Algunos antecedentes

Cuando da positivo en la prueba del VIH, todo su mundo puede cambiar en un instante. Desde a quién le cuentas, hasta elegir a tus proveedores de atención médica, controlar tu sistema inmunológico y decidir cómo quieres lidiar con el VIH en tu vida. Ha habido más de 700,000 casos reportados de SIDA en los Estados Unidos desde 1981 y más de 900,000 estadounidenses pueden estar infectados con el VIH actualmente. Es seguro decir que tenemos una epidemia en nuestras manos, que está creciendo más rápidamente en las poblaciones femeninas y minoritarias. Solo tiene sentido aprender sobre los efectos secundarios de la enfermedad y cómo pueden afectar su calidad de vida.
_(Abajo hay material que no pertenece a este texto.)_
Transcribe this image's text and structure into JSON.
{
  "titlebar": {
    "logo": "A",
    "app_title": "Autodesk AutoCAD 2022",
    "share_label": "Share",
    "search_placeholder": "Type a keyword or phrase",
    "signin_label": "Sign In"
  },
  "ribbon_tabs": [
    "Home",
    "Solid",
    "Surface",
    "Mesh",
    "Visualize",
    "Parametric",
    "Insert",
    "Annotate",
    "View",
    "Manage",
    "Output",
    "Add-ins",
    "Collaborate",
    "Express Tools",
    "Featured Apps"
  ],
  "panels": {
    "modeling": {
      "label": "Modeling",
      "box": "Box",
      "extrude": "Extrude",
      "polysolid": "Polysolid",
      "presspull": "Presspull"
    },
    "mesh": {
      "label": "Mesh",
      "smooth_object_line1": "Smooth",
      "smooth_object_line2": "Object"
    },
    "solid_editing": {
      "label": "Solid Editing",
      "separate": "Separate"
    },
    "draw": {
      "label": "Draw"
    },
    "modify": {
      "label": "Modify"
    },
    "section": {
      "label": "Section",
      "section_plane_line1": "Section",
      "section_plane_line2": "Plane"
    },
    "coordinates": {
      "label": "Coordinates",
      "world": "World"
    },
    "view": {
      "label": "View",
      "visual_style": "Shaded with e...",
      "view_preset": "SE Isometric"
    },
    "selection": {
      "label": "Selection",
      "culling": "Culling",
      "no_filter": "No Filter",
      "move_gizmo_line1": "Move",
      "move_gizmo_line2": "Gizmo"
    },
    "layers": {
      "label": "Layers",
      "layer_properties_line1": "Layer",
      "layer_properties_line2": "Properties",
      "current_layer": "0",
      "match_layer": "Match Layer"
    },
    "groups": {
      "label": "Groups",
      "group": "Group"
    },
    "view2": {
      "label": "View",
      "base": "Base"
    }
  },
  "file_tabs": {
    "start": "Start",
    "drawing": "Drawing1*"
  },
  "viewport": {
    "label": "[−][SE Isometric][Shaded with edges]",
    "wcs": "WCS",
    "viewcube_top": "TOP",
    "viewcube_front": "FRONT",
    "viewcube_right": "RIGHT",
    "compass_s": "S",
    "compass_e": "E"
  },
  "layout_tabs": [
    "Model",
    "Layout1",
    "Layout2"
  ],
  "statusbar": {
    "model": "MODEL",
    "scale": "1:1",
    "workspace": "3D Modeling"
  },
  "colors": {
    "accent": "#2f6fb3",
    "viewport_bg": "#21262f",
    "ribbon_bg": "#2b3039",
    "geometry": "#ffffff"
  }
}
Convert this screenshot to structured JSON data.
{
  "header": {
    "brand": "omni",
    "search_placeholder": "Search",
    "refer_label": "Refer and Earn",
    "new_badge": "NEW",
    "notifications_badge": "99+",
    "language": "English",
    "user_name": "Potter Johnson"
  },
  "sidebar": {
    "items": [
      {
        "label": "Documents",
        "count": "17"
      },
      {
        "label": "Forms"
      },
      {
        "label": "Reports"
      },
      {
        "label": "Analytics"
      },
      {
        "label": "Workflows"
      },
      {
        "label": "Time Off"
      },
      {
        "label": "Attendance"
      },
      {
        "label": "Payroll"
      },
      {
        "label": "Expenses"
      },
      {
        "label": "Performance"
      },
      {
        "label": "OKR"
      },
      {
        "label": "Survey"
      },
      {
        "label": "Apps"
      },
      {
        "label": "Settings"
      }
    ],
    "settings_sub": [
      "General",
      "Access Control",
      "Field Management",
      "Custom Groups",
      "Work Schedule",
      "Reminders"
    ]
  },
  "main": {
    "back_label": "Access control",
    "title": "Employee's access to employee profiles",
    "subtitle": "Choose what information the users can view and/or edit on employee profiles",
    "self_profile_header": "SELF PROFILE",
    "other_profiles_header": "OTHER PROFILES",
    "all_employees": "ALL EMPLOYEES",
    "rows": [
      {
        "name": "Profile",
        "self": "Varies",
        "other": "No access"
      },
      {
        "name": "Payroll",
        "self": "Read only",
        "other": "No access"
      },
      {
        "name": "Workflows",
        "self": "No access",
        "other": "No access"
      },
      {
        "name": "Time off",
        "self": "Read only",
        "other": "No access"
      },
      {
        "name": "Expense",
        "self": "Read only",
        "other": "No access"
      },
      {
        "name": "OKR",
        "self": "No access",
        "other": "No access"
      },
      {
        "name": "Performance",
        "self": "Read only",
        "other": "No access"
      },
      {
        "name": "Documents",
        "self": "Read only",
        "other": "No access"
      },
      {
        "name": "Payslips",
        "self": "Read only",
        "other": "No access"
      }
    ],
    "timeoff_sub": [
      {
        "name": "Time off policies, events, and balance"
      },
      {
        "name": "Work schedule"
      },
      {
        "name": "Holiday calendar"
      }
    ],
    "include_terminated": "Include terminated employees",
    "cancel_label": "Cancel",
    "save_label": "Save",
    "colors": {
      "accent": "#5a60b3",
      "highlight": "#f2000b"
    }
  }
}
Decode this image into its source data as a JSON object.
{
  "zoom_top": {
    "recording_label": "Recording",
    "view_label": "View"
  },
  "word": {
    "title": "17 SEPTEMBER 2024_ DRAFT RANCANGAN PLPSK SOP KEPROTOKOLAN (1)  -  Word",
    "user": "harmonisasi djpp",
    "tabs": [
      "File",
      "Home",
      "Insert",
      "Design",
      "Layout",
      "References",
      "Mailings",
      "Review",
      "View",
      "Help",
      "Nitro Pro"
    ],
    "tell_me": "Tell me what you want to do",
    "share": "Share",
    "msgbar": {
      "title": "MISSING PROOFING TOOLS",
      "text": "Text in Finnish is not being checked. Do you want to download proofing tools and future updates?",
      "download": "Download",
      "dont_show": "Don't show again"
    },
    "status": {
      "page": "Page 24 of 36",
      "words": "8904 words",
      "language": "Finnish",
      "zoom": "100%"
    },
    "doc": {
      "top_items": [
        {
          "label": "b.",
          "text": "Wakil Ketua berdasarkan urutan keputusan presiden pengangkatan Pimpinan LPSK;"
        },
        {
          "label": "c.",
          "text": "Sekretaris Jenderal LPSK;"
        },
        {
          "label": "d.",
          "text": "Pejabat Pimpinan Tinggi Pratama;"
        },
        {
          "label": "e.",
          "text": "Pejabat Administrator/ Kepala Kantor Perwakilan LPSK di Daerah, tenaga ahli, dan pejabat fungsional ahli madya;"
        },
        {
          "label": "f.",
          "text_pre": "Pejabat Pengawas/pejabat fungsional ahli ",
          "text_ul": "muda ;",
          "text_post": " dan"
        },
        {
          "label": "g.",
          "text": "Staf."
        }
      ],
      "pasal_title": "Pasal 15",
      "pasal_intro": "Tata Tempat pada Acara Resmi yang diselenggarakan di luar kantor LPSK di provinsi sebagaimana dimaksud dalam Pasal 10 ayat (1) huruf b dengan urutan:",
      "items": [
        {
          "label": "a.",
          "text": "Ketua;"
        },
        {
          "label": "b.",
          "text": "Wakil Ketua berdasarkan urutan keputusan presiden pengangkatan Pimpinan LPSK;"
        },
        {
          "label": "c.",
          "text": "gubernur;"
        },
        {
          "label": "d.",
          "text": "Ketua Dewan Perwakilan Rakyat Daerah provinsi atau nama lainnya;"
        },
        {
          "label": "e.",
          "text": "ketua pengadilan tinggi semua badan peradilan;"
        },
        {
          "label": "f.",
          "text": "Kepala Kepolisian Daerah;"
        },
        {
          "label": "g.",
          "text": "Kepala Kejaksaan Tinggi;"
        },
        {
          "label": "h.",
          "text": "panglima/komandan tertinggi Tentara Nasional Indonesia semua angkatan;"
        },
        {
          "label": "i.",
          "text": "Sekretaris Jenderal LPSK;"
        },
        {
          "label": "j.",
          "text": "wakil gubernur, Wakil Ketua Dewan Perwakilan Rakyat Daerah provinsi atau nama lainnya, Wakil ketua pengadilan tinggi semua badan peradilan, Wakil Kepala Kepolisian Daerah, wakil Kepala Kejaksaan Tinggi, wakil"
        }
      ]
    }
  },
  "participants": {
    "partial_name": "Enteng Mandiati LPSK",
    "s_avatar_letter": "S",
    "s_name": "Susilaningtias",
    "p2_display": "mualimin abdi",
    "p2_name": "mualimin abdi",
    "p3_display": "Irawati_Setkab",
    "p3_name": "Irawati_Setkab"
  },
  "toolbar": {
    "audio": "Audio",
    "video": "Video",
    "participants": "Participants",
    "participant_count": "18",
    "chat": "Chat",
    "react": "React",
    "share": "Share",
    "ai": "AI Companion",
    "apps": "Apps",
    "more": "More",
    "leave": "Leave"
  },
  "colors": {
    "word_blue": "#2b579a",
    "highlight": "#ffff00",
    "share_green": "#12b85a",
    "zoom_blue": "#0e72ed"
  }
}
Al igual que con cualquier diagnóstico, varios efectos secundarios pueden ocurrir simultáneamente con su infección por VIH. Esta lista no es exhaustiva, pero puede incluir:

  • Fatiga
  • Anemia
  • Problemas digestivos
  • Gas e hinchazón
  • Diarrea
  • Lipodistrofia (cambios en la forma del cuerpo)
  • Niveles altos de grasas y azúcares en sangre.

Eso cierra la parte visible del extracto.